Flames of Renewal

Author: Land Trust Team | 08/27/24
       

Bringing Fire Back to the Prairie

Controlled burn at Admiralty Inlet Preserve in October 2023.

Since about 9,000 B.C., the fertile, open prairies on Whidbey and Camano Islands provided the indigenous Coast Salish people with a wealth of edible greens and root vegetables and an abundance of game animals. During most of those millennia, the indigenous people used fire as the primary tool for maintaining and managing these prairies to eliminate encroaching trees and shrubs and enhance food production.

When Europeans arrived on Whidbey Island, they found approximately 80,000 acres of prairies. Today, due to conversion of prairie lands to agriculture and development, less than one percent of the Island’s native prairies remain.
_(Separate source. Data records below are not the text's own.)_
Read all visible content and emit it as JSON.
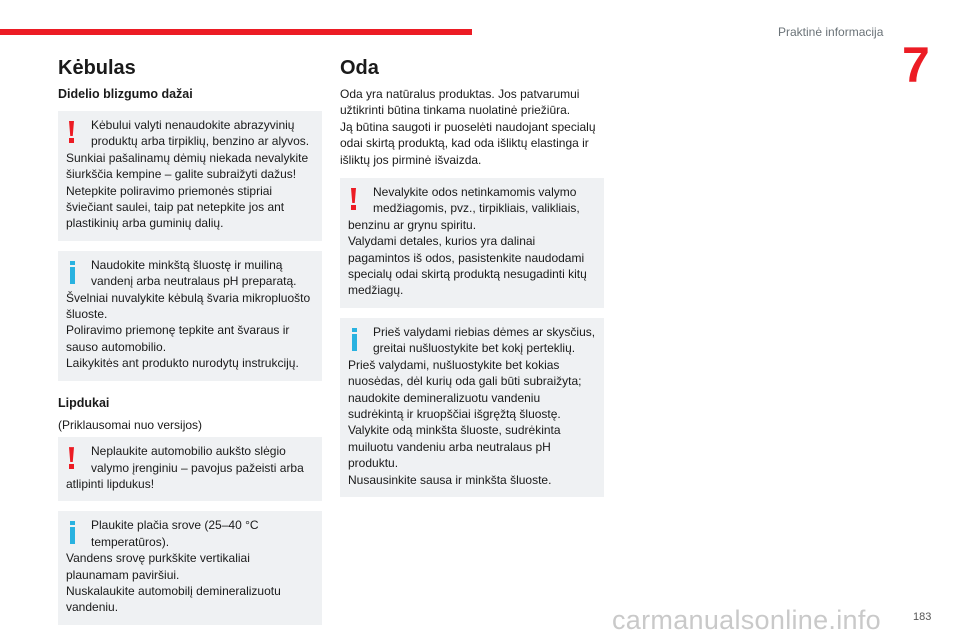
{
  "header": {
    "chapter_title": "Praktinė informacija",
    "chapter_number": "7"
  },
  "left": {
    "title": "Kėbulas",
    "subtitle": "Didelio blizgumo dažai",
    "box1": {
      "type": "warning",
      "text": "Kėbului valyti nenaudokite abrazyvinių produktų arba tirpiklių, benzino ar alyvos. Sunkiai pašalinamų dėmių niekada nevalykite šiurkščia kempine – galite subraižyti dažus! Netepkite poliravimo priemonės stipriai šviečiant saulei, taip pat netepkite jos ant plastikinių arba guminių dalių."
    },
    "box2": {
      "type": "info",
      "lines": [
        "Naudokite minkštą šluostę ir muiliną vandenį arba neutralaus pH preparatą.",
        "Švelniai nuvalykite kėbulą švaria mikropluošto šluoste.",
        "Poliravimo priemonę tepkite ant švaraus ir sauso automobilio.",
        "Laikykitės ant produkto nurodytų instrukcijų."
      ]
    },
    "section2_title": "Lipdukai",
    "section2_note": "(Priklausomai nuo versijos)",
    "box3": {
      "type": "warning",
      "text": "Neplaukite automobilio aukšto slėgio valymo įrenginiu – pavojus pažeisti arba atlipinti lipdukus!"
    },
    "box4": {
      "type": "info",
      "lines": [
        "Plaukite plačia srove (25–40 °C temperatūros).",
        "Vandens srovę purkškite vertikaliai plaunamam paviršiui.",
        "Nuskalaukite automobilį demineralizuotu vandeniu."
      ]
    }
  },
  "right": {
    "title": "Oda",
    "intro": [
      "Oda yra natūralus produktas. Jos patvarumui užtikrinti būtina tinkama nuolatinė priežiūra.",
      "Ją būtina saugoti ir puoselėti naudojant specialų odai skirtą produktą, kad oda išliktų elastinga ir išliktų jos pirminė išvaizda."
    ],
    "box1": {
      "type": "warning",
      "lines": [
        "Nevalykite odos netinkamomis valymo medžiagomis, pvz., tirpikliais, valikliais, benzinu ar grynu spiritu.",
        "Valydami detales, kurios yra dalinai pagamintos iš odos, pasistenkite naudodami specialų odai skirtą produktą nesugadinti kitų medžiagų."
      ]
    },
    "box2": {
      "type": "info",
      "lines": [
        "Prieš valydami riebias dėmes ar skysčius, greitai nušluostykite bet kokį perteklių.",
        "Prieš valydami, nušluostykite bet kokias nuosėdas, dėl kurių oda gali būti subraižyta; naudokite demineralizuotu vandeniu sudrėkintą ir kruopščiai išgręžtą šluostę.",
        "Valykite odą minkšta šluoste, sudrėkinta muiluotu vandeniu arba neutralaus pH produktu.",
        "Nusausinkite sausa ir minkšta šluoste."
      ]
    }
  },
  "footer": {
    "page_number": "183",
    "watermark": "carmanualsonline.info"
  },
  "colors": {
    "accent": "#ec1c24",
    "info": "#29b2e0",
    "box_bg": "#eff1f3"
  }
}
Fortunately, two significant native prairies are protected at the Land Trust’s Admiralty Inlet Preserve near Coupeville. Years ago, this site had two of only 12 populations in the world, but thanks to restoration efforts by organizations like the Whidbey Camano Land Trust, the golden paintbrush has been removed from the federal endangered plants list. Ongoing restoration efforts spanning 20 years have included mowing, controlled burns, seeding and planting over 250,000 native prairie plants on this preserve.

The Land Trust has reintroduced controlled fires to these prairie remnants because, as the Islands’ indigenous people knew, prairies don’t stay prairies without management, and fire does the job best.

Periodic controlled burns remove the dense build-up of dead vegetation, giving prairie plants space and nutrients to grow, and they do it better than the other chemical and mechanical methods at our disposal. The burns also improve habitat for native birds, bees and butterflies.